A review of literature on the use of growth regulatory molecules along with gene therapy permits a model to consider approaches to oral tissue engineering. Developments in polymeric and ceramic scaffolding systems for cell, protein and gene delivery have undergone significant growth. The targeting of signaling molecules or growth factors (via proteins or genes) to the periodontium has lead to significant new knowledge regarding use of bioactive molecules to promote cell proliferation, differentiation, matrix biosynthesis, and angiogenesis.
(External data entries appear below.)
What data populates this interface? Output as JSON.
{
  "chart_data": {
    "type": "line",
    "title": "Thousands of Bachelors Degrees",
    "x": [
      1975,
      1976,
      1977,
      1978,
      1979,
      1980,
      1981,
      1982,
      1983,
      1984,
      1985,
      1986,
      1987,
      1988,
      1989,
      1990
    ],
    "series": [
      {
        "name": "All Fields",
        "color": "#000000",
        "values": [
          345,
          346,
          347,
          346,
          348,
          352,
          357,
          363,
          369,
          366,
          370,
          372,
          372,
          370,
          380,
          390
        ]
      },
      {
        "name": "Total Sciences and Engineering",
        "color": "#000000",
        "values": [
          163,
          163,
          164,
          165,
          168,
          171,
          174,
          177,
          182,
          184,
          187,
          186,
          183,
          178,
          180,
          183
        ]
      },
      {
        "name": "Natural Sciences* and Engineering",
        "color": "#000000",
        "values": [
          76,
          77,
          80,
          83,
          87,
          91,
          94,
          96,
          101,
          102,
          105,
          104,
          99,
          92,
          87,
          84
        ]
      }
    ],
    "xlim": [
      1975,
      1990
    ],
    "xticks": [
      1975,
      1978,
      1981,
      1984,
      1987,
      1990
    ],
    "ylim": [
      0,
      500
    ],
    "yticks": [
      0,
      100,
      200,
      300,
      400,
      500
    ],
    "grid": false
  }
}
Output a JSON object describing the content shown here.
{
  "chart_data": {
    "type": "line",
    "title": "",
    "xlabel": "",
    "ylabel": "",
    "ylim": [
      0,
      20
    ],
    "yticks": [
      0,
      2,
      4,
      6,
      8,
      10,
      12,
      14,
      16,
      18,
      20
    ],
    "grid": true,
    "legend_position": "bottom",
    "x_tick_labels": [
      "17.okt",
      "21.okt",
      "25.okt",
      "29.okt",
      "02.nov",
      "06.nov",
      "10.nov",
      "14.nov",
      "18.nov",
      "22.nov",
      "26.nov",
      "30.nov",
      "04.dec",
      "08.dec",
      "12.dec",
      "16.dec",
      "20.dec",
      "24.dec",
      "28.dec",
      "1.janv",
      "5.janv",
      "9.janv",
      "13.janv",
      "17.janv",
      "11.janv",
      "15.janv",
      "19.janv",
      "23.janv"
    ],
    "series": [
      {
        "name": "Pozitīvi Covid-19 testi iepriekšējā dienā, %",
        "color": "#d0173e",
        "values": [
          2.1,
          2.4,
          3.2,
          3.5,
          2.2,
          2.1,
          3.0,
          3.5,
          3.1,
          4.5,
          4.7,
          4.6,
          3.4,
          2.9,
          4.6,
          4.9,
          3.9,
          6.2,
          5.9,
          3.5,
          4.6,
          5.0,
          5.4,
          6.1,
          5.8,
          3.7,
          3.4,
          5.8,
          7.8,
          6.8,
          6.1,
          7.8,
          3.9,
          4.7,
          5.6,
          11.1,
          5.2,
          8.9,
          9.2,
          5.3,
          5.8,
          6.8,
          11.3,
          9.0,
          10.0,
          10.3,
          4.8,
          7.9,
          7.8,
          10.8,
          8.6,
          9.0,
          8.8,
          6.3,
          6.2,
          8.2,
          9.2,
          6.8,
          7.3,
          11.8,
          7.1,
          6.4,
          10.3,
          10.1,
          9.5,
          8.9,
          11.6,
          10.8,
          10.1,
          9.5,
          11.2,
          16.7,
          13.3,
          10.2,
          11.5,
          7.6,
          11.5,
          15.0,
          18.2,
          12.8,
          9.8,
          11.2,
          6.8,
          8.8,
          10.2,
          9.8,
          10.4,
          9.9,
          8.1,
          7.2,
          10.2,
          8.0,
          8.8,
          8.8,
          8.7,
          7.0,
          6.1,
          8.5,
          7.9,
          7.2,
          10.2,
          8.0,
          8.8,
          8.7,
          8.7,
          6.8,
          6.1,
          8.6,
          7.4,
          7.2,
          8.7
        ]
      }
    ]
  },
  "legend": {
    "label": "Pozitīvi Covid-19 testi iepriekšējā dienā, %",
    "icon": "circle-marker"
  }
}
For improvements in the outcomes in periodontal regenerative medicine, scientists will need to examine dual delivery of host modifiers or anti-infective agents to optimize the results of therapy. For future growth and development in the field of oral tissue –engineering, combination of several multi disciplinary approaches including engineer-ing, dentistry and medicine will be needed.